Assisti ao Código Da Vinci
Ontem eu a Iandra e o Maurício fomos assistir ao Código Da Vinci. E algo já se comprova de cara, algo que sempre se confirma e dificilmente um irá mudar. O livro é melhor que o filme. O único caso de livro pior que filme que eu ouvi falar foi o do Paciente Inglês, que eu não assisti e nem li e sinceramente acho que isso não faz falta.
Não que o Código da Vinci seja um filme ruim, longe disso, é muito bem feito, mas faltou um algo a mais sabe, faltou clima de suspense, faltou emoção nas cenas em que ocorrem algumas revelações bombásticas.
O livro claro, tem muito mais detalhes, é mais explicativo, se desenrola sem pressa. É até de se admirar que tenham conseguido fazer um filme de apenas duas horas e meia em cima do livro, que é um pouco extenso.
Uma coisa me admira nos livros é que como pode uma leitura ser melhor que algo tão visual e sonorizado como um filme, que é a mais completa forma de arte de nossa atualidade? Isso prova o poder de um livro bem escrito e o poder de nossa imaginação.
A Iandra não leu o livro e gostou do filme, Maurício leu e não gostou muito do filme, eu li o livro e achei o filme bom, mas ficou devendo pra todo o alarde que fizeram.
Alguns elementos essenciais que haviam no livro foram tirados, e alguns elementos desnecessários que não haviam no livro foram colocados no filme, causando um pouco de estranhamento.
Ele tem partes muito arrastadas e partes muito corridas, não tem um meio termo, algo que se desenvolva e siga um mesmo pique. Mas nada que comprometa o filme em si.

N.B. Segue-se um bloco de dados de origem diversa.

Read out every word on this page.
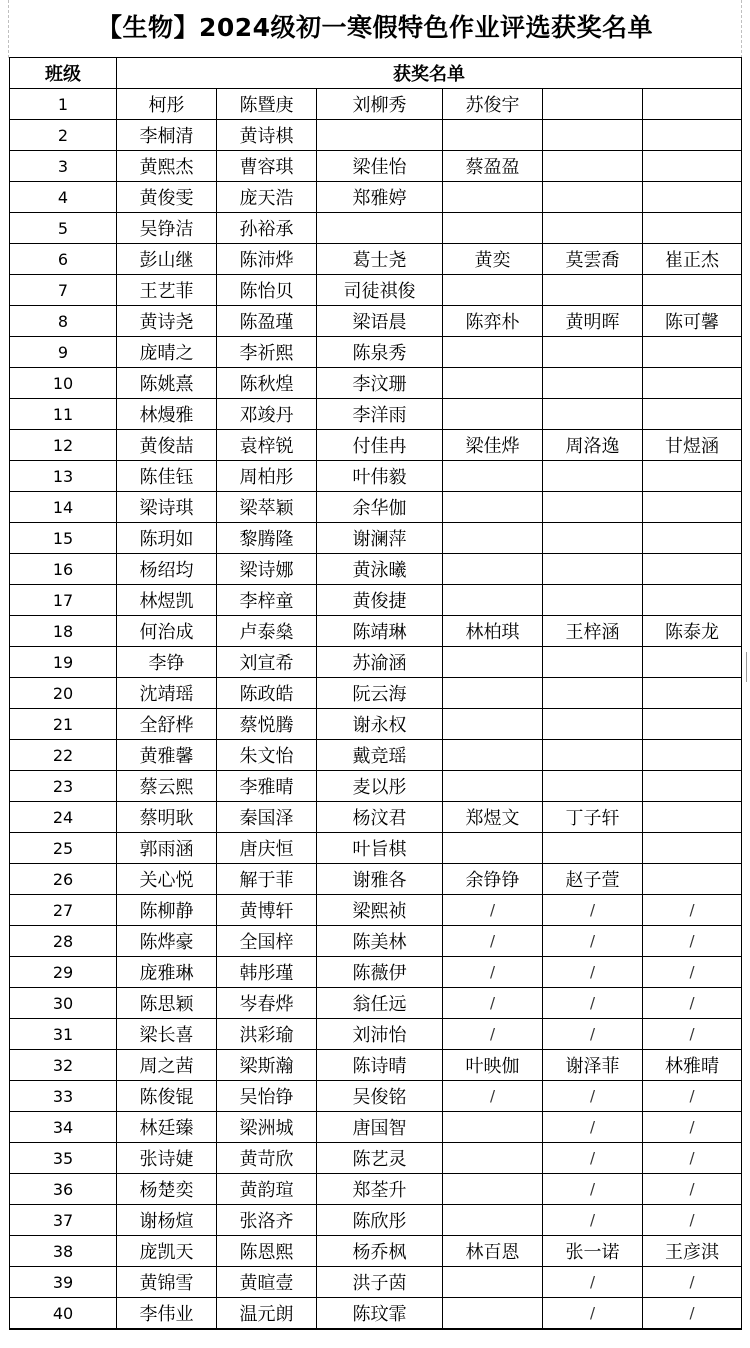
【生物】2024级初一寒假特色作业评选获奖名单
班级	获奖名单					
1	柯彤	陈暨庚	刘柳秀	苏俊宇		
2	李桐清	黄诗棋				
3	黄熙杰	曹容琪	梁佳怡	蔡盈盈		
4	黄俊雯	庞天浩	郑雅婷			
5	吴铮洁	孙裕承				
6	彭山继	陈沛烨	葛士尧	黄奕	莫雲喬	崔正杰
7	王艺菲	陈怡贝	司徒祺俊			
8	黄诗尧	陈盈瑾	梁语晨	陈弈朴	黄明晖	陈可馨
9	庞晴之	李祈熙	陈泉秀			
10	陈姚熹	陈秋煌	李汶珊			
11	林熳雅	邓竣丹	李洋雨			
12	黄俊喆	袁梓锐	付佳冉	梁佳烨	周洛逸	甘煜涵
13	陈佳钰	周柏彤	叶伟毅			
14	梁诗琪	梁萃颖	余华伽			
15	陈玥如	黎腾隆	谢澜萍			
16	杨绍均	梁诗娜	黄泳曦			
17	林煜凯	李梓童	黄俊捷			
18	何治成	卢泰燊	陈靖琳	林柏琪	王梓涵	陈泰龙
19	李铮	刘宣希	苏渝涵			
20	沈靖瑶	陈政皓	阮云海			
21	全舒桦	蔡悦腾	谢永权			
22	黄雅馨	朱文怡	戴竞瑶			
23	蔡云熙	李雅晴	麦以彤			
24	蔡明耿	秦国泽	杨汶君	郑煜文	丁子轩	
25	郭雨涵	唐庆恒	叶旨棋			
26	关心悦	解于菲	谢雅各	余铮铮	赵子萱	
27	陈柳静	黄博轩	梁熙祯	/	/	/
28	陈烨豪	全国梓	陈美林	/	/	/
29	庞雅琳	韩彤瑾	陈薇伊	/	/	/
30	陈思颖	岑春烨	翁任远	/	/	/
31	梁长喜	洪彩瑜	刘沛怡	/	/	/
32	周之茜	梁斯瀚	陈诗晴	叶映伽	谢泽菲	林雅晴
33	陈俊锟	吴怡铮	吴俊铭	/	/	/
34	林廷臻	梁洲城	唐国智		/	/
35	张诗婕	黄苛欣	陈艺灵		/	/
36	杨楚奕	黄韵瑄	郑荃升		/	/
37	谢杨煊	张洛齐	陈欣彤		/	/
38	庞凯天	陈恩熙	杨乔枫	林百恩	张一诺	王彦淇
39	黄锦雪	黄暄壹	洪子茵		/	/
40	李伟业	温元朗	陈玟霏		/	/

Os erros mais graves estão nos personagens. Tom Hanks como Robert Langdon está passável (e com um cabelo pra lá de estranho, a Iandra falou que ele parece o Bono Vox hahah), até pelo fato de Langdon ser meio introspetivo. A atriz Audey Tatou não convence muito como Sophie Neveu, porque no filme está mais perdida do que não sei o quê! Enquanto no livro é uma policial inteligente que ajuda muito Langdon a decifrar os enigmas. O citado “Mestre” não chama tanta atenção e nem aguça o telespectador a descobrir quem ele é como faz o livro. Alfred Molina como Aringarosa só faz algo que pode ser chamado de ponta, pois não tem tanto destaque nem tanta importância, assim como Bezu Fache interpretado por Jean Reno. No livro ele é um policial obstinado que não pára até que o caso seja resolvido, passa por cima de quem for pra isso. Só que no filme o papel de Jean Reno (que era quem o autor do livro tinha em mente quando o escreveu), é ofuscado por seu ajudante Collet. Leigh Teabing (Ian Mckellen) está ótimo, não deve em nada para o livro, assim como o monge Albino Silas que era exatamente como eu imaginava. Vários outros personagens tiveram sua participação ofuscada, como o gerente do banco, e o mordomo de Leigh, o que é meio frustrante.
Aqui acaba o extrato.